CHAPITRE 3 : Les Bénards
Prologue

Bénard vient de Bernard, et serait d'origine allemande, de Bern-hard, bern cas régime de ber-, ours et hard-, dur, fort. Littéralement : " ours fort ". L'ours est un des symboles de l'URSS.

La famille Bénard actuelle vient de la fusion de deux familles du même patronyme, probablement cousines, vivant à Sarcelles : François-Louis Bénard, d'un côté, né en 1750. Il épouse Marie-Marguerite Petibon et lui fait un fils : Pierre-Victor qu'on baptise le 24 Août 1773. Ce fils devient vigneron, épouse Geneviève Lacroix et lui fait trois enfants : Charles-Antoine, en 1788 , Cécile-Louise le 7 avril 1806, Charles-Victor en 1811.
Cécile épouse le menuisier Napoléon-Symphorien Gobert le 11 septembre 1826 et lui donne une fille, Anne-Marie, le 22 mai 1827.

C'est elle, Anne-Marie Gobert qui, épousant Victor-François Bénard le 13 février 1844, va faire fusionner les deux branches. En effet, Victor-François, né le 9 septembre 1822 est le fils de Etienne-Marie Bénard et Reine-Virginie Tilliet, respectivement Vigneron et dentellière à Sarcelles. Etienne-Marie étant fils de Etienne Bénard et Marie-Anne Deprez, tous deux de Sarcelles également.

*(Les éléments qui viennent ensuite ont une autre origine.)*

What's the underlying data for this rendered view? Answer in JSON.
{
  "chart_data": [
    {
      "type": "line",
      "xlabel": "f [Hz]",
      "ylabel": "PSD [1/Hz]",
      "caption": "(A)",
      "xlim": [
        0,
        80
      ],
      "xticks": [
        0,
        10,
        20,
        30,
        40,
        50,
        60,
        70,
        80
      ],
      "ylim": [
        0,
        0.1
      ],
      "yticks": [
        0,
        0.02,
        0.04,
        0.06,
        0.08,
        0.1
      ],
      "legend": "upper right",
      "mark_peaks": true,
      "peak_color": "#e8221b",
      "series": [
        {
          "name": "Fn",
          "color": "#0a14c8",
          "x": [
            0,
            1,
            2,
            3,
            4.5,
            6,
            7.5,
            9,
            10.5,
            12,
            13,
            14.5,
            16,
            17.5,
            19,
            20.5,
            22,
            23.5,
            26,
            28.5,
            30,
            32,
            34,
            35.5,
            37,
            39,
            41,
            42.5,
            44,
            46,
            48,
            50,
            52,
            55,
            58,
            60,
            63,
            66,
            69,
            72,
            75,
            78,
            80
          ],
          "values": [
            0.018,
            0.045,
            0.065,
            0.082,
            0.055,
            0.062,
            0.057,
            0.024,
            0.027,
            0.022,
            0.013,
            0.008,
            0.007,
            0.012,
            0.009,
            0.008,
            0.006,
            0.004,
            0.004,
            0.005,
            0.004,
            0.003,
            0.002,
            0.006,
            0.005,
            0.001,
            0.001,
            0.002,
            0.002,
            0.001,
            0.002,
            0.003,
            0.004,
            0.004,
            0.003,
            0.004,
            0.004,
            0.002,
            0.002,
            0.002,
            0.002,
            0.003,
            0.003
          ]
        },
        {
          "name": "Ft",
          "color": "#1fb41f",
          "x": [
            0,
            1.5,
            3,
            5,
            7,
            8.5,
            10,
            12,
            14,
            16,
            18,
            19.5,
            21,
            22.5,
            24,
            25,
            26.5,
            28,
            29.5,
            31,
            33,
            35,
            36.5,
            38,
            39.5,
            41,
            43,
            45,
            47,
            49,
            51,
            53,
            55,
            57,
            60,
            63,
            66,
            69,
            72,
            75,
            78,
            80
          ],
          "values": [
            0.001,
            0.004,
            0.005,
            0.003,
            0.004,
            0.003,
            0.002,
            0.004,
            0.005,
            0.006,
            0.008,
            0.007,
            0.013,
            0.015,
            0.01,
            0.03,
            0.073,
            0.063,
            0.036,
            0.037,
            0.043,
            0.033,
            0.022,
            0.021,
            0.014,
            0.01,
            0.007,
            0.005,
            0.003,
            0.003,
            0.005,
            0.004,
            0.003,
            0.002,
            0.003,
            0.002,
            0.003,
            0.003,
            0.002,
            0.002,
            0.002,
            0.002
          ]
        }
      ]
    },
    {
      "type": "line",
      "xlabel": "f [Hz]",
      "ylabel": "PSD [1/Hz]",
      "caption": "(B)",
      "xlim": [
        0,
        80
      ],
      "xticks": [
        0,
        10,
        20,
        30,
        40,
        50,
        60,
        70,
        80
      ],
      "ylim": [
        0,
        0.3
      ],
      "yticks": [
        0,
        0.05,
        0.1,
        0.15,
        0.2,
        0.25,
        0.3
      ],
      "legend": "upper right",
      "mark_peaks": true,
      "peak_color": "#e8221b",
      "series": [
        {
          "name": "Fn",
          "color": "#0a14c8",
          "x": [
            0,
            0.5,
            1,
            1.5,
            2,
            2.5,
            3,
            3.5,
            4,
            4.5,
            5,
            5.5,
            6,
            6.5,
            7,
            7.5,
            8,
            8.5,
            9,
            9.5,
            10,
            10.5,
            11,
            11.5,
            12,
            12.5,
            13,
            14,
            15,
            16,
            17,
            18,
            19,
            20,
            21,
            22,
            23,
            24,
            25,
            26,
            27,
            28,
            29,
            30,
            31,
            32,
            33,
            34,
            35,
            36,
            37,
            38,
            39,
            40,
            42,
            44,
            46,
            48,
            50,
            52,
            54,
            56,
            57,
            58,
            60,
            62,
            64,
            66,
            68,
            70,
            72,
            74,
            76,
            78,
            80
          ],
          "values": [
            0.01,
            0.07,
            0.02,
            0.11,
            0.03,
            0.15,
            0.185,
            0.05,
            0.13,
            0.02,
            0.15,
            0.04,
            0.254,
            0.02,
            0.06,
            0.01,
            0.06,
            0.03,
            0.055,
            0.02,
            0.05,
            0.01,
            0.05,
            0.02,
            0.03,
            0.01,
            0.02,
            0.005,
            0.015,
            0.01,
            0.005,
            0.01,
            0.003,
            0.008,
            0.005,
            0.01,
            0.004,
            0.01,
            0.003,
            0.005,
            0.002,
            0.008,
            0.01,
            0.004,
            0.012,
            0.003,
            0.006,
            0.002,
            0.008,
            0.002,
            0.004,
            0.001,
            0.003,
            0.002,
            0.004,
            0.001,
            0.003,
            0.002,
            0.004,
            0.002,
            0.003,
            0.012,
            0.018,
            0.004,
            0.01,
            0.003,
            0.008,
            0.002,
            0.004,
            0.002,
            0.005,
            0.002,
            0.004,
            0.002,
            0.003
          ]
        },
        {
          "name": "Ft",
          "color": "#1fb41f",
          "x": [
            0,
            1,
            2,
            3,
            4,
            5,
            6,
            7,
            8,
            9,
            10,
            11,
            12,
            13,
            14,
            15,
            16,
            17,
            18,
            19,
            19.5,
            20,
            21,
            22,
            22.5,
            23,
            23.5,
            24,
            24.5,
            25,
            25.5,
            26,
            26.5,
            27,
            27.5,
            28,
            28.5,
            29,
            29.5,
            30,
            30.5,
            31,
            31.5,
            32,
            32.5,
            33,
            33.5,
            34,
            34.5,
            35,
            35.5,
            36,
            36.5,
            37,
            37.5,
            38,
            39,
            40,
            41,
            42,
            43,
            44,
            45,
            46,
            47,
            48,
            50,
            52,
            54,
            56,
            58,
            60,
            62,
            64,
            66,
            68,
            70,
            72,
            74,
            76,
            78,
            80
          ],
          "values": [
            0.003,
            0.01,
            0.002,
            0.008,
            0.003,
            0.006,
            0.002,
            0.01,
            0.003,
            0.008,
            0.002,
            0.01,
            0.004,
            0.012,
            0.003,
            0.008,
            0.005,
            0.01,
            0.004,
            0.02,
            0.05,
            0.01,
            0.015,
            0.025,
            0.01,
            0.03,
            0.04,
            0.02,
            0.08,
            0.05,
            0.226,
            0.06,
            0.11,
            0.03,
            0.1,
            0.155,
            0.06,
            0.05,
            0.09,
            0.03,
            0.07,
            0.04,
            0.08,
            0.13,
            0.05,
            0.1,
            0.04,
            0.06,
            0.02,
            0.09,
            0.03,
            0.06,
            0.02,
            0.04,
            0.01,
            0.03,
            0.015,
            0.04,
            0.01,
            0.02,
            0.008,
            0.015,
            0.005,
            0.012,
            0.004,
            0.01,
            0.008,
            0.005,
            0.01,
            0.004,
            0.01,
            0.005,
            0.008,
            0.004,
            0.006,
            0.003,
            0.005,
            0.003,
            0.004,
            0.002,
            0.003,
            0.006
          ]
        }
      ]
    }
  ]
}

Victor-François et Anne-Marie Bénard (née Gobert) ont un fils qu'ils appellent Louis-Emile. Il naît à Sarcelles le 25 juin 1846, dans la maison de son grand'père, le menuisier, qui habite 11 rue des Bauves.
Malheureusement, Victor-François meurt l'année suivante, le 3 septembre 1847, à l'âge de vingt cinq ans, inaugurant la longue série des pères manquants qui va marquer la famille. Anne-Marie est blanchisseuse et doit travailler durement. Elle suit son mari sept ans plus tard, le 27 novembre 1854, probablement victime de l'épidémie de Choléra qui sévit en France, laissant son fils de huit ans à ses parents, Napoléon-Symphorien et Cécile Gobert, celle-ci née Bénard (voir l'arbre plus haut ), qui sont journaliers. Il a 49 ans, elle 48.

Le père de Victor-François, Etienne- Marie, est âgé de 77 ans (il a été baptisé le 9 décembre 1782, à Sarcelles) Il est trop vieux pour s'occuper de son petit-fils.Celui-ci sera élevé par ses grands-parents maternels. Il ne sera donc pas menuisier.

LA SITUATION SOUS NAPOLÉON III
Il y a deux ans que le "Prince-Président" Louis-Napoléon est devenu Napoléon III. Il rêve du titre depuis 1836, à Strasbourg, et cherche à détrôner Louis-Philippe. Condamné à la détention perpétuelle, il est emmené à Ham d'où il s'enfuit pour Londres, en 1846. Il revient en France après la révolution de 1848, prend le pouvoir le 2 décembre 1851 et fait réprimer le soulèvement populaire qui se dessine à Paris. Un plébiscite ratifie son coup d'état et il peut enfin instituer son pouvoir absolu, jusqu'en 1870. Son empire est parsemé de guerres : la Crimée de 54 à 56, envoi de troupes en Chine de 57 à 60, la Cochinchine de 59 à 62, aide à l'Italie contre l'Autriche en 1859, prise de la Savoie et de Nice en 1860 ; mais aussi de réalisations importantes, notamment le réaménagement de la capitale, par les travaux du baron Haussman. Mais il encourage aussi l'agriculture, l'industrie et le commerce, ce qui lui vaut une certaine sympathie, y compris à "Cercelles"*. A cette époque Sarcelles est une véritable campagne. La production maraîchère est la principale ressource. On y trouve, par exemple, onze variétés de haricots (appelés pois à l'époque) et 13 variétés de poires.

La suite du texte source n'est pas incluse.